I do much of my work myself. Occasionally I get a lot of deadlines at once and hire some knitting help and always use helpers for books. I like to keep my own fingers on the yarn in case a design or math element comes up that I need to address.
Do you have a mentor?
I did to get started. My angel’s name was Ida Clendenin. She was almost old enough to be my grandmother yet we felt like sisters where age was of no relevance. She taught me to dye yarn, spin, raise fiber animals, live in the country, love myself, think outside the box, relax, be a bit of a rebel, play with color, kiss llamas, take criticism gracefully, grow old kicking and screaming and love life and God. I am a better person for having Ida.
How do you maintain your life/work balance?
My sweetheart works swing shift so I can take mornings slowly, go for a bike ride, do some pattern writing and match, then when he goes to work, I also apply myself to more creative and production work like knitting time.
I handle criticism about my work better than I did when I was younger.

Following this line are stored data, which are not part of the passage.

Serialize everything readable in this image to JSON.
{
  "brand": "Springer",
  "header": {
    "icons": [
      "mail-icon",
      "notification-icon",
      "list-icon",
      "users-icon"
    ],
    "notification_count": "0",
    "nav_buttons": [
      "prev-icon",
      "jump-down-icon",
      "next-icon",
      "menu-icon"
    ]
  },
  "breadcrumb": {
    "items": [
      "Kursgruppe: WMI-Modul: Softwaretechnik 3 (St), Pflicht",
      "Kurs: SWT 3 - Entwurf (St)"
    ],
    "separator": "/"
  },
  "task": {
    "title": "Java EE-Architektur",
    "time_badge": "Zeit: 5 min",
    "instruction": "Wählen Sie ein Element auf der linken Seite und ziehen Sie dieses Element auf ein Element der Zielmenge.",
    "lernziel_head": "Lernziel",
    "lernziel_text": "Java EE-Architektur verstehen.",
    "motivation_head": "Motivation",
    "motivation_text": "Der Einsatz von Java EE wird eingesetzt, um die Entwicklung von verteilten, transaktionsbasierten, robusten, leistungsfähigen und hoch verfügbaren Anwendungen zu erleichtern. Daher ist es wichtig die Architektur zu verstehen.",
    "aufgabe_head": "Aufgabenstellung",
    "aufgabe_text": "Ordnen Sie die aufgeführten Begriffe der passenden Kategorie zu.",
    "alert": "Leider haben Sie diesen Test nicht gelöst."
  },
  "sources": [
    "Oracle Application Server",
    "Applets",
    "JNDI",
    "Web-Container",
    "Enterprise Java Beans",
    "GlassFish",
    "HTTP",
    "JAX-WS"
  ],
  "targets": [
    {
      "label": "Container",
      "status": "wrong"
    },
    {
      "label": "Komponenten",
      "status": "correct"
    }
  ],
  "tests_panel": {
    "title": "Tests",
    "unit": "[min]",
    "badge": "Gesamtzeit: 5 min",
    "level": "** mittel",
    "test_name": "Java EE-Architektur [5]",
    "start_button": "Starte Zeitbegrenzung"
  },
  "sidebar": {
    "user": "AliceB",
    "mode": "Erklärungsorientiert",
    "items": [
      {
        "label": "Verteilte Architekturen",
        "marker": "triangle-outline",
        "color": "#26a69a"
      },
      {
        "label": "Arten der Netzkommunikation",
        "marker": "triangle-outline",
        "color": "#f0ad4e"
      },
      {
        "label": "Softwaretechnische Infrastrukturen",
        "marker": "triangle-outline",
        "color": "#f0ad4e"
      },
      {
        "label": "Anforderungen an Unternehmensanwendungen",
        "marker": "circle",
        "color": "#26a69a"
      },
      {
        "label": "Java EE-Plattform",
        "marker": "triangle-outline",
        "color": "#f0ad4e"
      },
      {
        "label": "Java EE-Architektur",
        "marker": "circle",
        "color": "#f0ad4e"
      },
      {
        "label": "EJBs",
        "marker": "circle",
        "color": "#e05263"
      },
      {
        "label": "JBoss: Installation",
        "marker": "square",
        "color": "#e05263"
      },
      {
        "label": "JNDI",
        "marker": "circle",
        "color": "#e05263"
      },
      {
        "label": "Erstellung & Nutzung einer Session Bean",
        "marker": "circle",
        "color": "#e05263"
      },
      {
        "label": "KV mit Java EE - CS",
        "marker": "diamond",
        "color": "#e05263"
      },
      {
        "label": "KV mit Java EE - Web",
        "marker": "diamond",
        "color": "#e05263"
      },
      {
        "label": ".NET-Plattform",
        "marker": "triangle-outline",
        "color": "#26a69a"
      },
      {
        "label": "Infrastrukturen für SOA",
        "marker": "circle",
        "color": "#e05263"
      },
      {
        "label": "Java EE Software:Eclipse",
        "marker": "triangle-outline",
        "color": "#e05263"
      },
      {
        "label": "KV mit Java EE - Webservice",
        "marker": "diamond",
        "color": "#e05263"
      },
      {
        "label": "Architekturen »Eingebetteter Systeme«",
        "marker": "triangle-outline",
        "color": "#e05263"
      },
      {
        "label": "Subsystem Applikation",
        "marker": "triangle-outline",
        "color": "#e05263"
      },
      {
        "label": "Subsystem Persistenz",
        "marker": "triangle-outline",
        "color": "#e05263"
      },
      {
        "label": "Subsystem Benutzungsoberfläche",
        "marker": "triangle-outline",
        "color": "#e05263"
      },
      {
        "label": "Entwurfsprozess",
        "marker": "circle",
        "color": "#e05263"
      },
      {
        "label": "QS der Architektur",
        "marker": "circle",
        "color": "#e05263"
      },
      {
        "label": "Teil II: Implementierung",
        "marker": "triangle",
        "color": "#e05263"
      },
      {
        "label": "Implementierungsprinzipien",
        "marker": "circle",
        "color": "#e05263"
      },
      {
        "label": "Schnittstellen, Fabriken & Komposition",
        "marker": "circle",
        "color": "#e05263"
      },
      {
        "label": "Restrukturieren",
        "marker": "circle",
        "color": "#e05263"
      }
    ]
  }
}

I know that my style and books is not for everyone. But I’ve learned to separate the “Business Lorna” from the “Personal Lorna”. Ironically, Facebook has helped with this as I have a personal account and a business page. It helps me keep things in perspective as to who would want or need to know certain information from me.
How long did it take for you to be able to support yourself?
When I had Lorna’s Laces I made a very nice living, in fact, I supported our family of 5 for over a year when I put my husband through Physician’s Assistant school. Later when my marriage was over my now-ex-husband told me I would need to find a “real job”. I was writing my first book and already supporting myself with full time design work. I continue to do so. I believe in myself more than he did I suppose.
What advice would you give someone who wants to pursue a career in knitting?
A career in knitting? I believe designing or teaching are the places to form a career. Find a niche or specialty and become the expert on it. Teach it, write about it, believe in yourself.